Ellie initiates the final conversation, as she is wont to do, by asking Joel what really happened at the Fireflies headquarters. She asks him questions throughout the game, and most of the time he just brushes her off. However, this time he answers her. He lies, but the point is that he actually comes up with something to say. He feels an obligation to speak, to communicate with her in the way that she is most comfortable with. However, that doesn’t mean he’s very good at it. His lie isn’t believable, he stumbles through it, and his face betrays him. He looks scared, like a kid desperately trying to save himself from punishment. He understands Ellie’s need for communication, and he tries to accommodate her in that regard. Nevertheless, he’s still the same secretive Joel we’ve seen throughout the game. His feelings towards Ellie have changed, but he hasn’t really changed. His new love for Ellie forces him to put up a façade of change.


Ellie, for her part, doesn’t push the topic. She says “okay,” and the game ends. However, it’s clear from her expression that she has serious doubts about Joel’s honesty.
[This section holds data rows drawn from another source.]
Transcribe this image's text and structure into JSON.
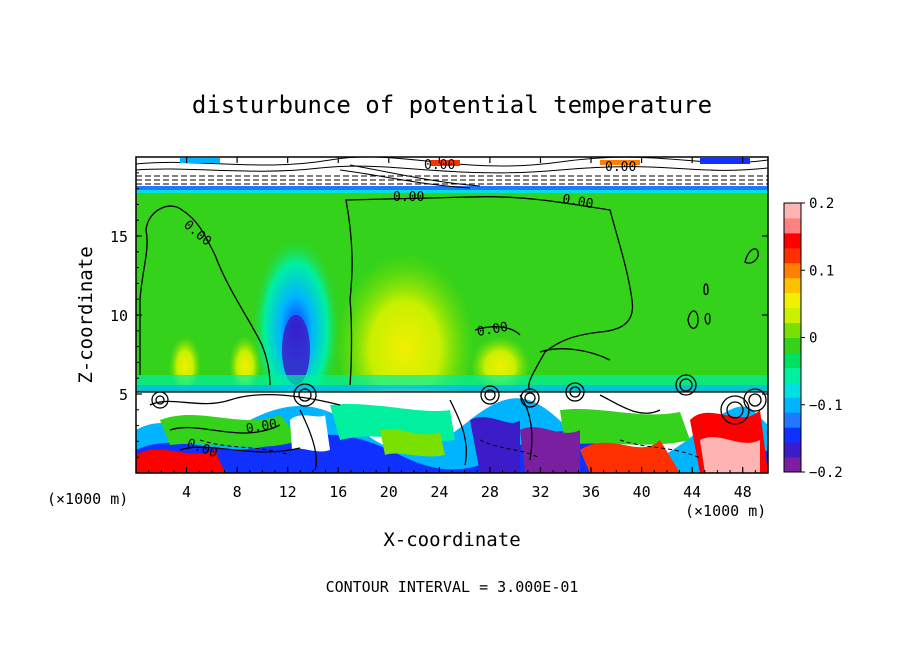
{
  "chart_data": {
    "type": "heatmap",
    "title": "disturbunce of potential temperature",
    "xlabel": "X-coordinate",
    "ylabel": "Z-coordinate",
    "x_unit_left": "(×1000 m)",
    "x_unit_right": "(×1000 m)",
    "xlim": [
      0,
      50
    ],
    "ylim": [
      0,
      20
    ],
    "x_ticks": [
      4,
      8,
      12,
      16,
      20,
      24,
      28,
      32,
      36,
      40,
      44,
      48
    ],
    "y_ticks": [
      5,
      10,
      15
    ],
    "colorbar": {
      "range": [
        -0.2,
        0.2
      ],
      "ticks": [
        0.2,
        0.1,
        0,
        -0.1,
        -0.2
      ],
      "tick_labels": [
        "0.2",
        "0.1",
        "0",
        "−0.1",
        "−0.2"
      ],
      "colors": [
        "#7a1fa0",
        "#3b1cc8",
        "#1030ff",
        "#1f78ff",
        "#00b4ff",
        "#00e0e0",
        "#00f0a0",
        "#00e060",
        "#34d21b",
        "#7ae000",
        "#c8f000",
        "#f0f000",
        "#ffc000",
        "#ff8000",
        "#ff3000",
        "#ff0000",
        "#ff8080",
        "#ffb4b4"
      ]
    },
    "contour_labels": [
      "0.00",
      "0.00",
      "0.00",
      "0.00",
      "0.00",
      "0.00",
      "0.00",
      "0.00"
    ],
    "footer": "CONTOUR INTERVAL = 3.000E-01"
  }
}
She may not believe him, but she understands by now that he’s not one to openly talk about traumatic events. Ellie has learned when talking with Joel is pointless. She too hasn’t really changed, she hasn’t suddenly become more naïve or blindly submissive, but she’s grown to trust Joel and that trust forces her to put up her own façade, one of acceptance.


The Last of Us gives us an ostensibly happy ending in that both of the main characters live, but the game twists that ending into something tragic by highlighting how delicate their relationship is. These two people trust and love each other, but they don’t actually know how to communicate with each other. Their relationship was forged in war, a time when they had a common enemy to guide them, but without that common enemy, these two characters naturally conflict with each other so much that it seems unlikely their relationship can survive the peace.